The last update on my book lists was in November 2011, and 3 months later, I've read 7 books from that list. Here's the latest on the books that need to be read - and soon!
The 10 Oldest Books From My Lists That Need to Be Read {as of February 2012}


Teeth: Vampire Tales, Ellen Datlow.
There is a mixture of many different vampire stories in one book. Most of the stories are based off of legends from many cultures, while others are just the author's view of what a vampire is like in his/her mind.
We Others: New and Selected Stories, Steven Millhauser. The stories gathered here unfurl in settings as disparate as nineteenth-century Vienna, a contemporary Connecticut town, the corridors of a monstrous museum, and Thomas Edison's laboratory, and they are inhabited by a wide-ranging cast of characters, including a knife thrower and teenage boys, ghosts and a cartoon cat and mouse.

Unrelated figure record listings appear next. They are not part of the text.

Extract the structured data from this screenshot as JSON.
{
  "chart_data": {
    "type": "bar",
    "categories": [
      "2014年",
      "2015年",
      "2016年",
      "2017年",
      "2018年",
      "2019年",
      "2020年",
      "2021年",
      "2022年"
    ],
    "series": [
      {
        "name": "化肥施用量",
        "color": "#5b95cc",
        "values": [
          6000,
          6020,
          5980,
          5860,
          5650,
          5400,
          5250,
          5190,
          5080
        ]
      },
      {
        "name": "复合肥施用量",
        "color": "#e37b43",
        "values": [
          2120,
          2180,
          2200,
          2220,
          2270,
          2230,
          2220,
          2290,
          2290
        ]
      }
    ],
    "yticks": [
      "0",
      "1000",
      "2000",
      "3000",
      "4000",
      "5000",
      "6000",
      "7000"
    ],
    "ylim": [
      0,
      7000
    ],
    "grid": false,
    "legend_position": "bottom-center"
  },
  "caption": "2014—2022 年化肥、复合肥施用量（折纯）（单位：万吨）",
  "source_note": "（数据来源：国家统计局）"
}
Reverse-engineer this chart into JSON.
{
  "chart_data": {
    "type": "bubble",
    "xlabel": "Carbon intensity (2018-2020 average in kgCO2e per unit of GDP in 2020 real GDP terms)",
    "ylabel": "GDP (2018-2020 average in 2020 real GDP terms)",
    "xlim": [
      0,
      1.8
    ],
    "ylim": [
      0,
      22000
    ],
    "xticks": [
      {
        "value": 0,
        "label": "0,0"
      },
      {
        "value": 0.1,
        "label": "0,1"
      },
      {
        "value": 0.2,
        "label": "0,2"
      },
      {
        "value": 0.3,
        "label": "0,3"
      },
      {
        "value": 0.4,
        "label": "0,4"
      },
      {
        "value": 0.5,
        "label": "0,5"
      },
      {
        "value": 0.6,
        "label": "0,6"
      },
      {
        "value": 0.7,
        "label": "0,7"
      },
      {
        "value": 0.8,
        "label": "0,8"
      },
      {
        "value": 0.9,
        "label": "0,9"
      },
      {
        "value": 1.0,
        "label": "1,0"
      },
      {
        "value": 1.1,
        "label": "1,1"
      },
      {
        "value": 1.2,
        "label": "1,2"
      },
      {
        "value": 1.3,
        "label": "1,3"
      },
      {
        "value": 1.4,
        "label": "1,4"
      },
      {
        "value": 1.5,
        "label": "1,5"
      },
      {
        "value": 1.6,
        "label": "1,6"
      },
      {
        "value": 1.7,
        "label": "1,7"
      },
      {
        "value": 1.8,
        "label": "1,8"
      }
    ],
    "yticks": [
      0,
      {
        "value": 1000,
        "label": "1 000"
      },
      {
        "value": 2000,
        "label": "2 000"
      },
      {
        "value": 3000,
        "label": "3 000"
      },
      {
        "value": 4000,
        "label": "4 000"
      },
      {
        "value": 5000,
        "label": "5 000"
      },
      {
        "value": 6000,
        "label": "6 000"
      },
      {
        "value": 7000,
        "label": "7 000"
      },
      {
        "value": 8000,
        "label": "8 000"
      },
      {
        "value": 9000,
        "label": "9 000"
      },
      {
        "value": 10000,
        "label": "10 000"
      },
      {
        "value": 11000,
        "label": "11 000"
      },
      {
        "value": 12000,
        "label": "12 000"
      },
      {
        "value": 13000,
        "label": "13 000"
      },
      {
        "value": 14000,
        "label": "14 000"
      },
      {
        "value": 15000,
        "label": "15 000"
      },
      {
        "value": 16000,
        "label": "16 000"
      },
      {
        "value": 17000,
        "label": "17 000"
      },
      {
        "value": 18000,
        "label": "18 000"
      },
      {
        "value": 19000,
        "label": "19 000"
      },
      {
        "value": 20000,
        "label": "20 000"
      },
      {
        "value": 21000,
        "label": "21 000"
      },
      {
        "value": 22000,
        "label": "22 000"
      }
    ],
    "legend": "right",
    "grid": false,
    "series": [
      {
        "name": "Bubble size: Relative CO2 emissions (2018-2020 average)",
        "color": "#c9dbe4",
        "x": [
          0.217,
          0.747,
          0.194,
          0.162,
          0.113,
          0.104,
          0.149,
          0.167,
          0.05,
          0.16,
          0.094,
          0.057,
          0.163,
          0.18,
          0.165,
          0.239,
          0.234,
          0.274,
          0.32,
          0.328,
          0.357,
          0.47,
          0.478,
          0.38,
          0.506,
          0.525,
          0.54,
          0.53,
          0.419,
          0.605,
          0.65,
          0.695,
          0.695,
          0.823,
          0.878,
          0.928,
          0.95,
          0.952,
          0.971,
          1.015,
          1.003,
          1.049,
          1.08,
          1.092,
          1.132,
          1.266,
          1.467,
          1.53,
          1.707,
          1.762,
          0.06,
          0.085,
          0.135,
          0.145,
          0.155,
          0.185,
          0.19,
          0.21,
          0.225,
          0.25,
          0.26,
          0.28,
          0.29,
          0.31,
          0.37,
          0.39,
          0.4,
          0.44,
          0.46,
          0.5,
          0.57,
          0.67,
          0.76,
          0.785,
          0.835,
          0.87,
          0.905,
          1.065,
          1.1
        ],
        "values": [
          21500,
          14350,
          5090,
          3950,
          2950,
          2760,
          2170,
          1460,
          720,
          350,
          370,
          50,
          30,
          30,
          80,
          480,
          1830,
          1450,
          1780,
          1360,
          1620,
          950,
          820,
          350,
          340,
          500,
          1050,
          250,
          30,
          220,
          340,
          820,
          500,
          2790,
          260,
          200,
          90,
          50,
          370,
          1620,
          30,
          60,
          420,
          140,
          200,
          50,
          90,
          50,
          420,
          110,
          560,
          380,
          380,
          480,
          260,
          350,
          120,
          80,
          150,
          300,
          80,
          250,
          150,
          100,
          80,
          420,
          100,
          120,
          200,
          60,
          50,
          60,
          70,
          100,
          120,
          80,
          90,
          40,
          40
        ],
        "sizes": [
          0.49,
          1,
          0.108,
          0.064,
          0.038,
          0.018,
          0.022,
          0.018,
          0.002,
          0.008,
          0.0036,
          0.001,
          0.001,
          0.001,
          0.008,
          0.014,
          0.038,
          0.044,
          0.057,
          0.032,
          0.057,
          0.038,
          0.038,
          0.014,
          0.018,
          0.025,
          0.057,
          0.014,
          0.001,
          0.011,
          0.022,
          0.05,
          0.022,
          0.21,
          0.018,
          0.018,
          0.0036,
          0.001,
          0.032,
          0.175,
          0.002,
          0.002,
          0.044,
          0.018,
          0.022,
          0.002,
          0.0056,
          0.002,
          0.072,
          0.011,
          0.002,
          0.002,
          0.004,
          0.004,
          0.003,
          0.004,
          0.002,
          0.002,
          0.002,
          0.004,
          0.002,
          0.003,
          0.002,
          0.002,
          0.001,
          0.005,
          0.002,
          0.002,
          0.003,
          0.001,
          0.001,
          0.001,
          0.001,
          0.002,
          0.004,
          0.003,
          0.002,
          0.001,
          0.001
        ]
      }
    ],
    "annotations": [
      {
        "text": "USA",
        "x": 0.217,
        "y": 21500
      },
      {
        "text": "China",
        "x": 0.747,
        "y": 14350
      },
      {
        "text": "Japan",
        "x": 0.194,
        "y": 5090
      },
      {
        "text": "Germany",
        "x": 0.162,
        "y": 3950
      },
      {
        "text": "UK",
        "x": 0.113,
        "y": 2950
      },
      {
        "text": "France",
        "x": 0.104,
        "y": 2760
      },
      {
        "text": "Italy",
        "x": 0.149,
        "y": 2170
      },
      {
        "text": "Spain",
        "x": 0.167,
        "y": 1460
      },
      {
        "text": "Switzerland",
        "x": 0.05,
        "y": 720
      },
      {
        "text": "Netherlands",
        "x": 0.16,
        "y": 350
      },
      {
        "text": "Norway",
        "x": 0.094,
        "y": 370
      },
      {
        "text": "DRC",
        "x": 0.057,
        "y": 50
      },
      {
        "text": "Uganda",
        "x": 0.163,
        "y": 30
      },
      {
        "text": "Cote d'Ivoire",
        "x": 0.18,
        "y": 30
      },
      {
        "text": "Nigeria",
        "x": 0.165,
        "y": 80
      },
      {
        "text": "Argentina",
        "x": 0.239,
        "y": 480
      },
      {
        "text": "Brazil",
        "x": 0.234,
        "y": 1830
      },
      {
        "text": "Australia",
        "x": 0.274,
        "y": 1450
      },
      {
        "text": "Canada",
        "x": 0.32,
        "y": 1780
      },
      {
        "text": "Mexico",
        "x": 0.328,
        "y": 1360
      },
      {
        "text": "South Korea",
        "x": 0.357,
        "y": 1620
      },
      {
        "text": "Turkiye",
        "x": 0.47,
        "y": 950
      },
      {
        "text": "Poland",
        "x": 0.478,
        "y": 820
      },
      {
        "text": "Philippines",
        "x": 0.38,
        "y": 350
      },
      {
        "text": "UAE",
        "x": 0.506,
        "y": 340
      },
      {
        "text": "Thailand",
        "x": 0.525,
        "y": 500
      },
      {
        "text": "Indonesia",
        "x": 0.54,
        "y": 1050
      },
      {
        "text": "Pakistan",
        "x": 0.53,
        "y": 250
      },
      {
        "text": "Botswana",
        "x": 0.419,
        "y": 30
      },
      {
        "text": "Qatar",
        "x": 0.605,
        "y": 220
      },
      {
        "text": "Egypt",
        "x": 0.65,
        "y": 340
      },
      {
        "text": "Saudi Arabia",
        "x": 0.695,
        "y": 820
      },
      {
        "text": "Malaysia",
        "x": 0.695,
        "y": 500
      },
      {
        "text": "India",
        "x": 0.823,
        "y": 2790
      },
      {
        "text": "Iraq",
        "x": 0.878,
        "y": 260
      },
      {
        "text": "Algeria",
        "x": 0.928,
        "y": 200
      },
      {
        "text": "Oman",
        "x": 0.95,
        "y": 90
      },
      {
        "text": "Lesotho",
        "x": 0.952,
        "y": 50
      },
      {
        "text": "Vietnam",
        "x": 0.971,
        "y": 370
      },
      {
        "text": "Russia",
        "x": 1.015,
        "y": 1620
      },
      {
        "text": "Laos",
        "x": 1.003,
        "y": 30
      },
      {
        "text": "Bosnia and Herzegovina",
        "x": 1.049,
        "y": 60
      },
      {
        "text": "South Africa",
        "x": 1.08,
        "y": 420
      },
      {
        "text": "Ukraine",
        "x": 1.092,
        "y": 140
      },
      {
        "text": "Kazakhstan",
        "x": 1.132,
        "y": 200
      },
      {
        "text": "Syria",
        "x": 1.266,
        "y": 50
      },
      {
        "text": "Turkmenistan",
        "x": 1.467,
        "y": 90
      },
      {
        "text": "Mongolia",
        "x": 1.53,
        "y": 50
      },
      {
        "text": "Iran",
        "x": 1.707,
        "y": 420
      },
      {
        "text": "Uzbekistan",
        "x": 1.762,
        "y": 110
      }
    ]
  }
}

Before You Suffocate Your Own Fool Self, Danielle Evans. 2011 winner of the Hurston/Wright Legacy Award for outstanding contributions to literature by African American writers.
In each of her stories, Danielle Evans explores the lives of young black people in contemporary America.
A Man Melting, Craig Cliff. Winner of the Commonwealth Writers' Prize for Best First Book.
A son worries he is becoming too perfect a copy of his father. The co-owner of a weight-loss camp for teens finds himself running the black market in chocolate bars. A man starts melting and nothing can stop it, not even poetry. This terrific collection of stories by an exciting new talent moves from the serious and realistic to the humorous and outlandish, each story copying an element from the previous piece in a kind of evolutionary chain.


The Lock Artist, Steve Hamilton.
Marked by tragedy, traumatized at the age of eight, Michael, now eighteen, is no ordinary young man. Besides not uttering a single word in ten years, he discovers the one thing he can somehow do better than anyone else. Whether it's a locked door without a key, a padlock with no combination, or even an eight-hundred pound safe ... he can open them all.
Blackout, Connie Willis.
Oxford in 2060 is a chaotic place. Scores of time-traveling historians are being sent into the past, to destinations including the American Civil War and the attack on the World Trade Center. But now the time-travel lab is suddenly canceling assignments for no apparent reason and switching around everyone's schedules, and suddenly the once-reliable mechanisms of time travel are showing significant glitches, and our heroes are beginning to question their most firmly held belief: that no historian can possibly change the past.


The Knife of Never Letting Go, Patrick Ness.
Prentisstown isn't like other towns. Everyone can hear everyone else's thoughts in an overwhelming, never-ending stream of Noise. Just a month away from the birthday that will make him a man, Todd and his dog, Manchee -- whose thoughts Todd can hear too, whether he wants to or not -- stumble upon an area of complete silence. They find that in a town where privacy is impossible, something terrible has been hidden - a secret so awful that Todd and Manchee must run for their lives. But how do you escape when your pursuers can hear your every thought?
Before I Fall, Lauren Oliver.
What if you had only one day to live? What would you do? Who would you kiss? And how far would you go to save your own life? Samantha Kingston has it all: the world's most crush-worthy boyfriend, three amazing best friends, and first pick of everything at Thomas Jefferson High. Friday, February 12, should be just another day in her charmed life. Instead, it turns out to be her last. Then she gets a second chance. Seven chances, in fact. Reliving her last day during one miraculous week, she will untangle the mystery surrounding her death - and discover the true value of everything she is in danger of losing.
Which do you think I should read first - I'm eyeing The Lock Artist, since I need to read 2 mysteries in March for the Cupcakes War challenge!



















Omg you have to read Before I Fall this instant.